Concerning uncertainty, researchers should be aware that there is a real risk of miscommunication. For instance, a researcher may maintain a finding that wild horses are ecologically destructive, but can simultaneously express uncertainty as to whether that finding dictates a cull. Instead, she may express that the finding could lead to any number of management options. Another example is where the evidence includes assumptions that limit its applicability, and policymakers interpret those research limitations as uncertainty regarding a policy decision. Good communication is required so that lack of confidence is not construed by policymakers as a veiled attempt to secure more funding 50.

Co-production can help to address a disconnect between research and policymakers’ needs or demands, which can arise from multiple angles: from policymakers’ lack of skill, interest, or incentive to engage researchers in what they require from evidence, or researchers’ lack of knowledge about policymakers’ priorities at local, national, regional, or global levels, and lack of a ‘big picture’ outlook regarding the fit of the research into policymakers’ and society’s needs. Further research is warranted on the extent to which co-production of policy might bring weights into closer alignment or increase transparency.

The possibility of faultless disagreement means that not all debates should aim at consensus, whether between researchers and policymakers or among researchers. A co-production process which aims not at agreement, but at deliberation and elaboration of the policy alternatives and their various impacts, may be more suitable to EBPM 51. Philosophers have outlined conditions for having productive scientific debates in these contexts, where empirical evidence is not by itself decisive: e.g., the debate should take place in publicly recognized venues, criticism must be taken seriously, the standards of evaluation must be public, and a presumption of intellectual equality applies to the participants 52,53.
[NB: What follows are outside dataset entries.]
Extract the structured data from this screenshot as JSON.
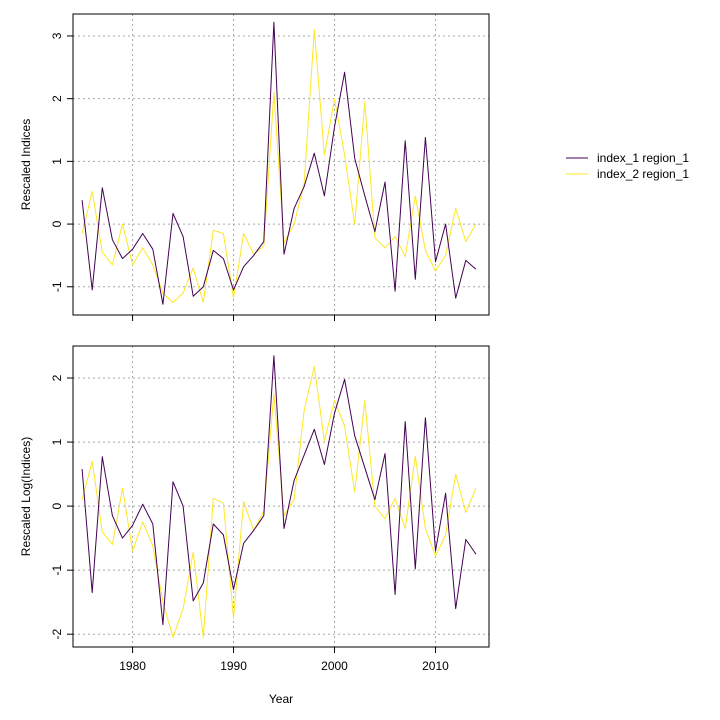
{
  "colors": {
    "index_1": "#440154",
    "index_2": "#FDE725",
    "grid": "#a8a8a8",
    "axis": "#000000"
  },
  "legend": {
    "placement": "right",
    "entries": [
      "index_1 region_1",
      "index_2 region_1"
    ]
  },
  "chart_data": [
    {
      "type": "line",
      "ylabel": "Rescaled Indices",
      "xlabel": "",
      "xlim": [
        1974.1,
        2015.3
      ],
      "ylim": [
        -1.45,
        3.35
      ],
      "x_ticks": [
        1980,
        1990,
        2000,
        2010
      ],
      "x_tick_labels_visible": false,
      "y_ticks": [
        -1,
        0,
        1,
        2,
        3
      ],
      "y_tick_labels": [
        "-1",
        "0",
        "1",
        "2",
        "3"
      ],
      "grid": true,
      "x": [
        1975,
        1976,
        1977,
        1978,
        1979,
        1980,
        1981,
        1982,
        1983,
        1984,
        1985,
        1986,
        1987,
        1988,
        1989,
        1990,
        1991,
        1992,
        1993,
        1994,
        1995,
        1996,
        1997,
        1998,
        1999,
        2000,
        2001,
        2002,
        2003,
        2004,
        2005,
        2006,
        2007,
        2008,
        2009,
        2010,
        2011,
        2012,
        2013,
        2014
      ],
      "series": [
        {
          "name": "index_1 region_1",
          "color_key": "index_1",
          "values": [
            0.38,
            -1.05,
            0.58,
            -0.25,
            -0.55,
            -0.4,
            -0.15,
            -0.4,
            -1.28,
            0.17,
            -0.2,
            -1.15,
            -1.0,
            -0.42,
            -0.55,
            -1.05,
            -0.68,
            -0.5,
            -0.28,
            3.22,
            -0.48,
            0.25,
            0.6,
            1.13,
            0.45,
            1.55,
            2.42,
            1.05,
            0.45,
            -0.12,
            0.67,
            -1.07,
            1.33,
            -0.88,
            1.38,
            -0.6,
            0.0,
            -1.18,
            -0.58,
            -0.72
          ]
        },
        {
          "name": "index_2 region_1",
          "color_key": "index_2",
          "values": [
            -0.15,
            0.52,
            -0.45,
            -0.65,
            0.0,
            -0.65,
            -0.38,
            -0.65,
            -1.1,
            -1.25,
            -1.1,
            -0.7,
            -1.25,
            -0.1,
            -0.15,
            -1.18,
            -0.15,
            -0.48,
            -0.35,
            2.1,
            -0.3,
            0.0,
            0.65,
            3.1,
            1.1,
            2.0,
            1.1,
            0.0,
            1.95,
            -0.22,
            -0.38,
            -0.2,
            -0.52,
            0.45,
            -0.42,
            -0.75,
            -0.5,
            0.25,
            -0.28,
            0.0
          ]
        }
      ]
    },
    {
      "type": "line",
      "ylabel": "Rescaled Log(Indices)",
      "xlabel": "Year",
      "xlim": [
        1974.1,
        2015.3
      ],
      "ylim": [
        -2.2,
        2.5
      ],
      "x_ticks": [
        1980,
        1990,
        2000,
        2010
      ],
      "x_tick_labels": [
        "1980",
        "1990",
        "2000",
        "2010"
      ],
      "y_ticks": [
        -2,
        -1,
        0,
        1,
        2
      ],
      "y_tick_labels": [
        "-2",
        "-1",
        "0",
        "1",
        "2"
      ],
      "grid": true,
      "x": [
        1975,
        1976,
        1977,
        1978,
        1979,
        1980,
        1981,
        1982,
        1983,
        1984,
        1985,
        1986,
        1987,
        1988,
        1989,
        1990,
        1991,
        1992,
        1993,
        1994,
        1995,
        1996,
        1997,
        1998,
        1999,
        2000,
        2001,
        2002,
        2003,
        2004,
        2005,
        2006,
        2007,
        2008,
        2009,
        2010,
        2011,
        2012,
        2013,
        2014
      ],
      "series": [
        {
          "name": "index_1 region_1",
          "color_key": "index_1",
          "values": [
            0.58,
            -1.35,
            0.77,
            -0.15,
            -0.5,
            -0.3,
            0.03,
            -0.28,
            -1.85,
            0.38,
            0.0,
            -1.48,
            -1.2,
            -0.28,
            -0.45,
            -1.3,
            -0.58,
            -0.38,
            -0.15,
            2.35,
            -0.35,
            0.4,
            0.8,
            1.2,
            0.65,
            1.45,
            1.98,
            1.1,
            0.6,
            0.1,
            0.82,
            -1.38,
            1.32,
            -0.98,
            1.38,
            -0.7,
            0.2,
            -1.6,
            -0.52,
            -0.75
          ]
        },
        {
          "name": "index_2 region_1",
          "color_key": "index_2",
          "values": [
            0.1,
            0.7,
            -0.4,
            -0.6,
            0.28,
            -0.7,
            -0.25,
            -0.62,
            -1.5,
            -2.05,
            -1.6,
            -0.72,
            -2.05,
            0.12,
            0.05,
            -1.75,
            0.07,
            -0.38,
            -0.08,
            1.75,
            -0.15,
            0.1,
            1.5,
            2.18,
            1.02,
            1.65,
            1.25,
            0.22,
            1.65,
            0.0,
            -0.2,
            0.12,
            -0.35,
            0.78,
            -0.35,
            -0.78,
            -0.45,
            0.5,
            -0.1,
            0.28
          ]
        }
      ]
    }
  ]
}
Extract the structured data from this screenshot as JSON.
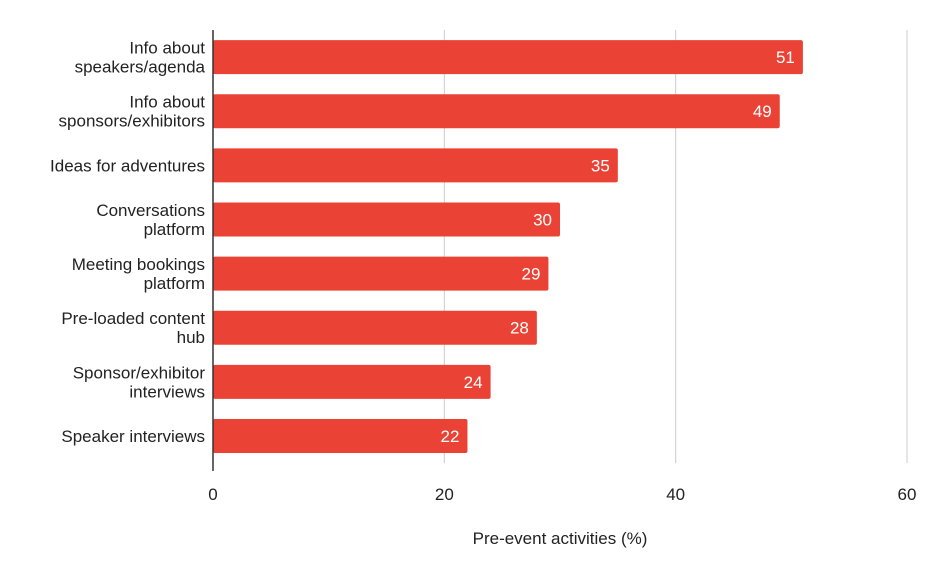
{
  "chart_data": {
    "type": "bar",
    "orientation": "horizontal",
    "categories": [
      [
        "Info about",
        "speakers/agenda"
      ],
      [
        "Info about",
        "sponsors/exhibitors"
      ],
      [
        "Ideas for adventures"
      ],
      [
        "Conversations",
        "platform"
      ],
      [
        "Meeting bookings",
        "platform"
      ],
      [
        "Pre-loaded content",
        "hub"
      ],
      [
        "Sponsor/exhibitor",
        "interviews"
      ],
      [
        "Speaker interviews"
      ]
    ],
    "values": [
      51,
      49,
      35,
      30,
      29,
      28,
      24,
      22
    ],
    "xlabel": "Pre-event activities (%)",
    "ylabel": "",
    "xlim": [
      0,
      60
    ],
    "ticks": [
      0,
      20,
      40,
      60
    ],
    "grid": true,
    "bar_color": "#ea4335",
    "data_label_color": "#ffffff"
  }
}
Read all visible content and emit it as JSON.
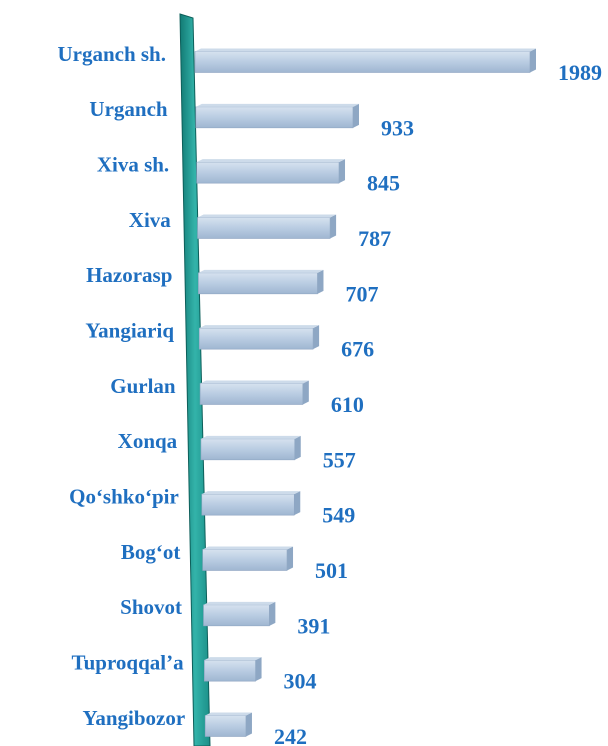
{
  "chart_data": {
    "type": "bar",
    "orientation": "horizontal",
    "categories": [
      "Urganch sh.",
      "Urganch",
      "Xiva sh.",
      "Xiva",
      "Hazorasp",
      "Yangiariq",
      "Gurlan",
      "Xonqa",
      "Qo‘shko‘pir",
      "Bog‘ot",
      "Shovot",
      "Tuproqqal’a",
      "Yangibozor"
    ],
    "values": [
      1989,
      933,
      845,
      787,
      707,
      676,
      610,
      557,
      549,
      501,
      391,
      304,
      242
    ],
    "color": "#b9cce2"
  }
}
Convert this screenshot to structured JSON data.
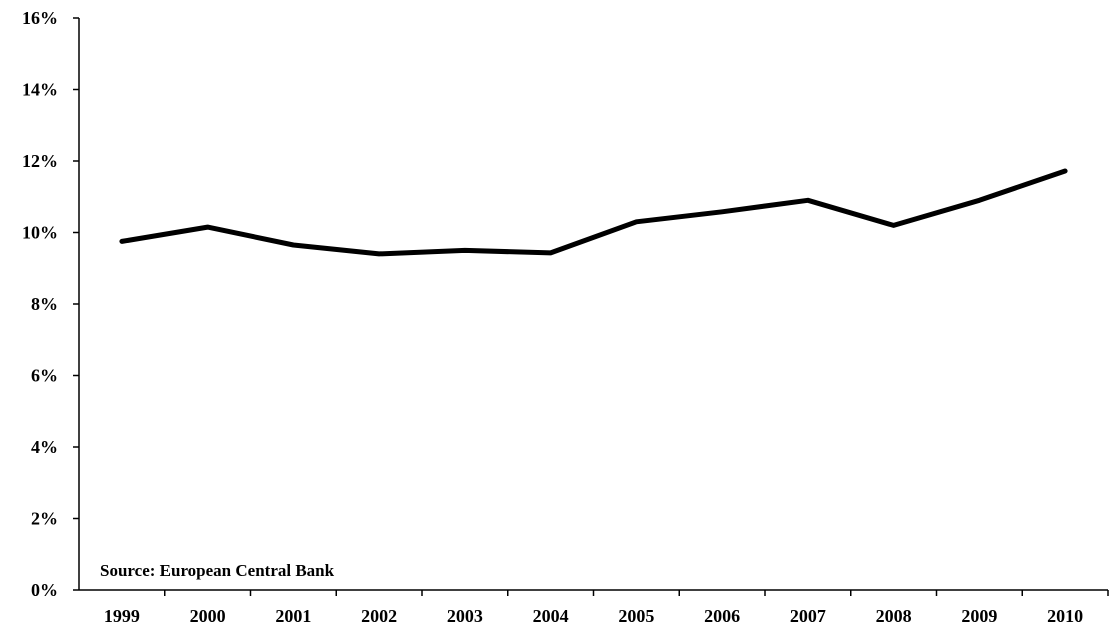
{
  "chart_data": {
    "type": "line",
    "title": "",
    "xlabel": "",
    "ylabel": "",
    "categories": [
      "1999",
      "2000",
      "2001",
      "2002",
      "2003",
      "2004",
      "2005",
      "2006",
      "2007",
      "2008",
      "2009",
      "2010"
    ],
    "series": [
      {
        "values": [
          9.75,
          10.15,
          9.65,
          9.4,
          9.5,
          9.43,
          10.3,
          10.58,
          10.9,
          10.2,
          10.9,
          11.72
        ],
        "color": "#000000"
      }
    ],
    "ylim": [
      0,
      16
    ],
    "y_ticks": [
      0,
      2,
      4,
      6,
      8,
      10,
      12,
      14,
      16
    ],
    "y_tick_labels": [
      "0%",
      "2%",
      "4%",
      "6%",
      "8%",
      "10%",
      "12%",
      "14%",
      "16%"
    ],
    "grid": false,
    "legend": "none",
    "annotation": "Source: European Central Bank"
  }
}
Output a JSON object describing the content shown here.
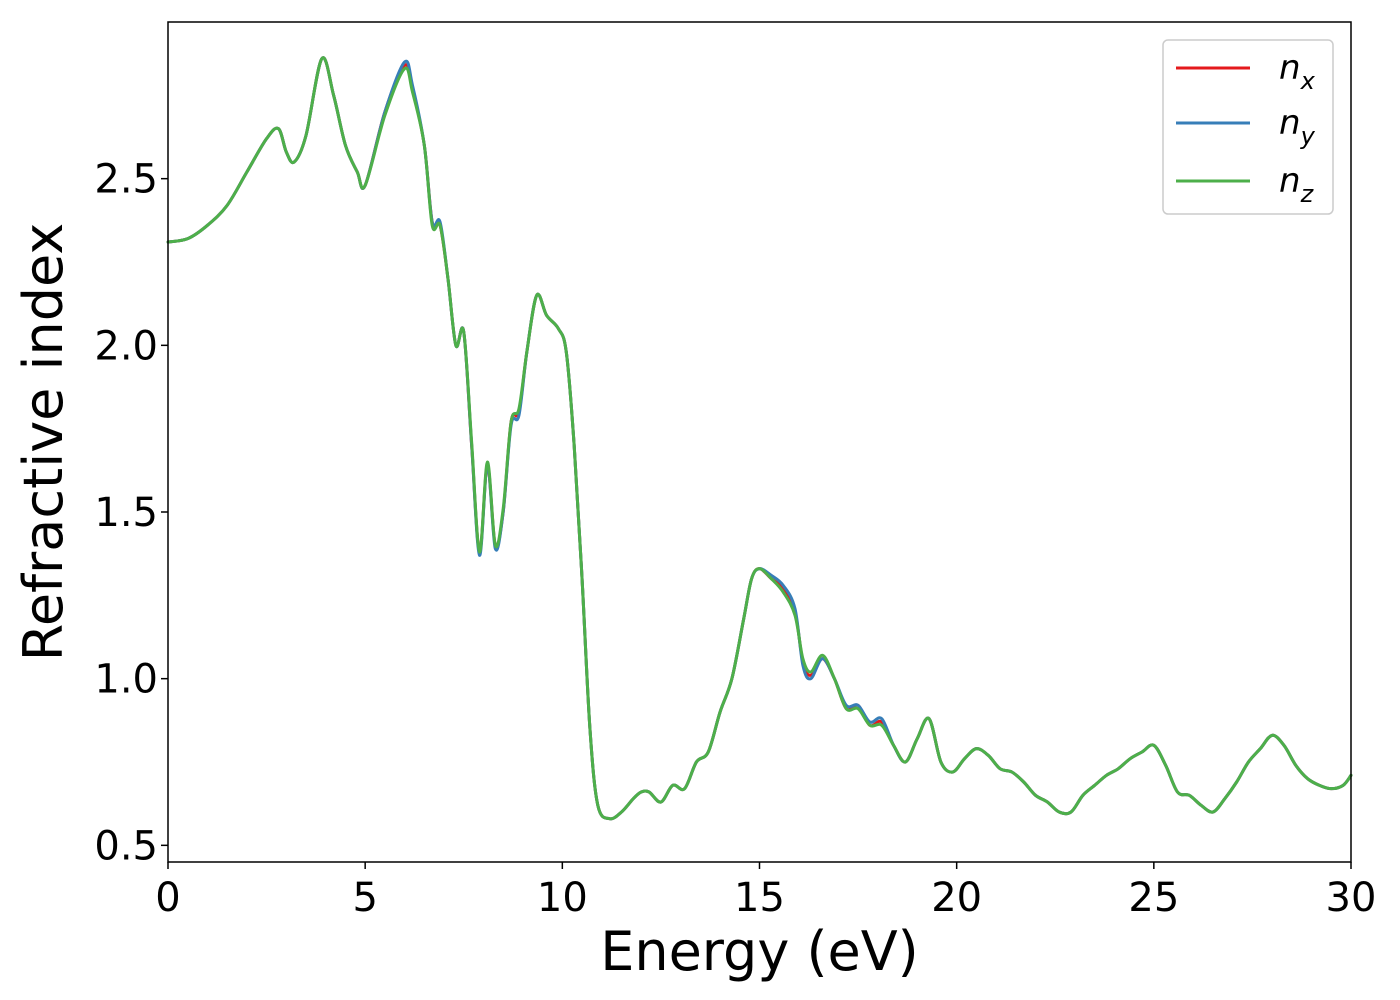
{
  "chart_data": {
    "type": "line",
    "title": "",
    "xlabel": "Energy (eV)",
    "ylabel": "Refractive index",
    "xlim": [
      0,
      30
    ],
    "ylim": [
      0.45,
      2.97
    ],
    "xticks": [
      0,
      5,
      10,
      15,
      20,
      25,
      30
    ],
    "xtick_labels": [
      "0",
      "5",
      "10",
      "15",
      "20",
      "25",
      "30"
    ],
    "yticks": [
      0.5,
      1.0,
      1.5,
      2.0,
      2.5
    ],
    "ytick_labels": [
      "0.5",
      "1.0",
      "1.5",
      "2.0",
      "2.5"
    ],
    "grid": false,
    "legend_position": "top-right",
    "colors": {
      "n_x": "#e41a1c",
      "n_y": "#377eb8",
      "n_z": "#4daf4a"
    },
    "x": [
      0,
      0.5,
      1,
      1.5,
      2,
      2.5,
      2.8,
      3.0,
      3.2,
      3.5,
      3.9,
      4.2,
      4.5,
      4.8,
      5.0,
      5.5,
      6.0,
      6.2,
      6.5,
      6.7,
      6.9,
      7.1,
      7.3,
      7.5,
      7.7,
      7.9,
      8.1,
      8.3,
      8.5,
      8.7,
      8.9,
      9.1,
      9.35,
      9.6,
      9.9,
      10.1,
      10.3,
      10.5,
      10.7,
      10.9,
      11.2,
      11.5,
      11.8,
      12.0,
      12.2,
      12.5,
      12.8,
      13.1,
      13.4,
      13.7,
      14.0,
      14.3,
      14.6,
      14.8,
      15.0,
      15.3,
      15.6,
      15.9,
      16.1,
      16.3,
      16.6,
      16.9,
      17.2,
      17.5,
      17.8,
      18.1,
      18.4,
      18.7,
      19.0,
      19.3,
      19.6,
      19.9,
      20.2,
      20.5,
      20.8,
      21.1,
      21.4,
      21.7,
      22.0,
      22.3,
      22.6,
      22.9,
      23.2,
      23.5,
      23.8,
      24.1,
      24.4,
      24.7,
      25.0,
      25.3,
      25.6,
      25.9,
      26.2,
      26.5,
      26.8,
      27.1,
      27.4,
      27.7,
      28.0,
      28.3,
      28.6,
      28.9,
      29.2,
      29.5,
      29.8,
      30.0
    ],
    "series": [
      {
        "name": "n_x",
        "label_main": "n",
        "label_sub": "x",
        "values": [
          2.31,
          2.32,
          2.36,
          2.42,
          2.52,
          2.62,
          2.65,
          2.58,
          2.55,
          2.63,
          2.86,
          2.75,
          2.6,
          2.52,
          2.48,
          2.7,
          2.84,
          2.77,
          2.6,
          2.37,
          2.36,
          2.2,
          2.0,
          2.04,
          1.7,
          1.38,
          1.64,
          1.4,
          1.5,
          1.77,
          1.8,
          1.98,
          2.15,
          2.09,
          2.05,
          1.98,
          1.7,
          1.3,
          0.85,
          0.62,
          0.58,
          0.6,
          0.64,
          0.66,
          0.66,
          0.63,
          0.68,
          0.67,
          0.75,
          0.78,
          0.9,
          1.0,
          1.18,
          1.3,
          1.33,
          1.3,
          1.27,
          1.2,
          1.05,
          1.01,
          1.06,
          1.0,
          0.91,
          0.92,
          0.86,
          0.87,
          0.8,
          0.75,
          0.82,
          0.88,
          0.75,
          0.72,
          0.76,
          0.79,
          0.77,
          0.73,
          0.72,
          0.69,
          0.65,
          0.63,
          0.6,
          0.6,
          0.65,
          0.68,
          0.71,
          0.73,
          0.76,
          0.78,
          0.8,
          0.74,
          0.66,
          0.65,
          0.62,
          0.6,
          0.64,
          0.69,
          0.75,
          0.79,
          0.83,
          0.8,
          0.74,
          0.7,
          0.68,
          0.67,
          0.68,
          0.71
        ]
      },
      {
        "name": "n_y",
        "label_main": "n",
        "label_sub": "y",
        "values": [
          2.31,
          2.32,
          2.36,
          2.42,
          2.52,
          2.62,
          2.65,
          2.58,
          2.55,
          2.63,
          2.86,
          2.75,
          2.6,
          2.52,
          2.48,
          2.7,
          2.85,
          2.78,
          2.6,
          2.37,
          2.37,
          2.2,
          2.0,
          2.04,
          1.7,
          1.37,
          1.64,
          1.39,
          1.5,
          1.76,
          1.79,
          1.98,
          2.15,
          2.09,
          2.05,
          1.98,
          1.7,
          1.3,
          0.85,
          0.62,
          0.58,
          0.6,
          0.64,
          0.66,
          0.66,
          0.63,
          0.68,
          0.67,
          0.75,
          0.78,
          0.9,
          1.0,
          1.18,
          1.3,
          1.33,
          1.31,
          1.28,
          1.21,
          1.04,
          1.0,
          1.06,
          1.0,
          0.92,
          0.92,
          0.87,
          0.88,
          0.8,
          0.75,
          0.82,
          0.88,
          0.75,
          0.72,
          0.76,
          0.79,
          0.77,
          0.73,
          0.72,
          0.69,
          0.65,
          0.63,
          0.6,
          0.6,
          0.65,
          0.68,
          0.71,
          0.73,
          0.76,
          0.78,
          0.8,
          0.74,
          0.66,
          0.65,
          0.62,
          0.6,
          0.64,
          0.69,
          0.75,
          0.79,
          0.83,
          0.8,
          0.74,
          0.7,
          0.68,
          0.67,
          0.68,
          0.71
        ]
      },
      {
        "name": "n_z",
        "label_main": "n",
        "label_sub": "z",
        "values": [
          2.31,
          2.32,
          2.36,
          2.42,
          2.52,
          2.62,
          2.65,
          2.58,
          2.55,
          2.63,
          2.86,
          2.75,
          2.6,
          2.52,
          2.48,
          2.69,
          2.83,
          2.76,
          2.6,
          2.36,
          2.36,
          2.2,
          2.0,
          2.04,
          1.71,
          1.38,
          1.65,
          1.4,
          1.51,
          1.77,
          1.81,
          1.98,
          2.15,
          2.09,
          2.05,
          1.98,
          1.7,
          1.3,
          0.85,
          0.62,
          0.58,
          0.6,
          0.64,
          0.66,
          0.66,
          0.63,
          0.68,
          0.67,
          0.75,
          0.78,
          0.9,
          1.0,
          1.18,
          1.3,
          1.33,
          1.3,
          1.26,
          1.19,
          1.06,
          1.02,
          1.07,
          1.0,
          0.91,
          0.91,
          0.86,
          0.86,
          0.8,
          0.75,
          0.82,
          0.88,
          0.75,
          0.72,
          0.76,
          0.79,
          0.77,
          0.73,
          0.72,
          0.69,
          0.65,
          0.63,
          0.6,
          0.6,
          0.65,
          0.68,
          0.71,
          0.73,
          0.76,
          0.78,
          0.8,
          0.74,
          0.66,
          0.65,
          0.62,
          0.6,
          0.64,
          0.69,
          0.75,
          0.79,
          0.83,
          0.8,
          0.74,
          0.7,
          0.68,
          0.67,
          0.68,
          0.71
        ]
      }
    ]
  }
}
Finally, our findings regarding different learning speeds (see Fig. 5) suggest recommendations for researchers whose methodology takes longer to implement. Researchers whose methodology is slower may want to contextualize their results and explain how their new data should have been taken into account in previous policymaking, or be aware that they may have to push more strongly to get policymakers to take that data into account. This could also bolster advocacy for slower or costlier methodologies in EBPM, e.g., randomized controlled trials, where such methods are independently thought feasible.

Conclusion

By greatly simplifying real-world matters, our model highlights how faultless disagreement can arise and how it can be indistinguishable from faulty disagreement, with particular application to EBPM. We have only considered two agents and two streams of evidence, we have not considered external actors influencing the policy process, interactions between local and national government bodies, weighting multiple policies against each other, how evidence streams are selected, and other factors, though we would expect similar conclusions from a more realistic model. The chosen simplifications cut through the complexity inherent in social life to show how factors that underlie any attempt at EBPM—evidence, the weights agents put on it, and potential misinterpretation—can produce both faultless and faulty disagreement.

Our findings are applicable to a wide range of scenarios in which disagreements involving knowledge utilization may arise, but we have shown that they pose a particular roadblock for the EBPM movement and controversies over policymaking. How do we resolve evidence-based disagreement over wild horse culling, shark drumlines, or facemask policies? Transparency of reasoning will not resolve these disagreements, but is a necessary first step. To know whether a policy is evidence-based, we need to know whether the evidence has been understood and properly incorporated. With recent increases in EBPM, implementing measures to ensure transparency of reasoning and open, productive debates are of utmost importance.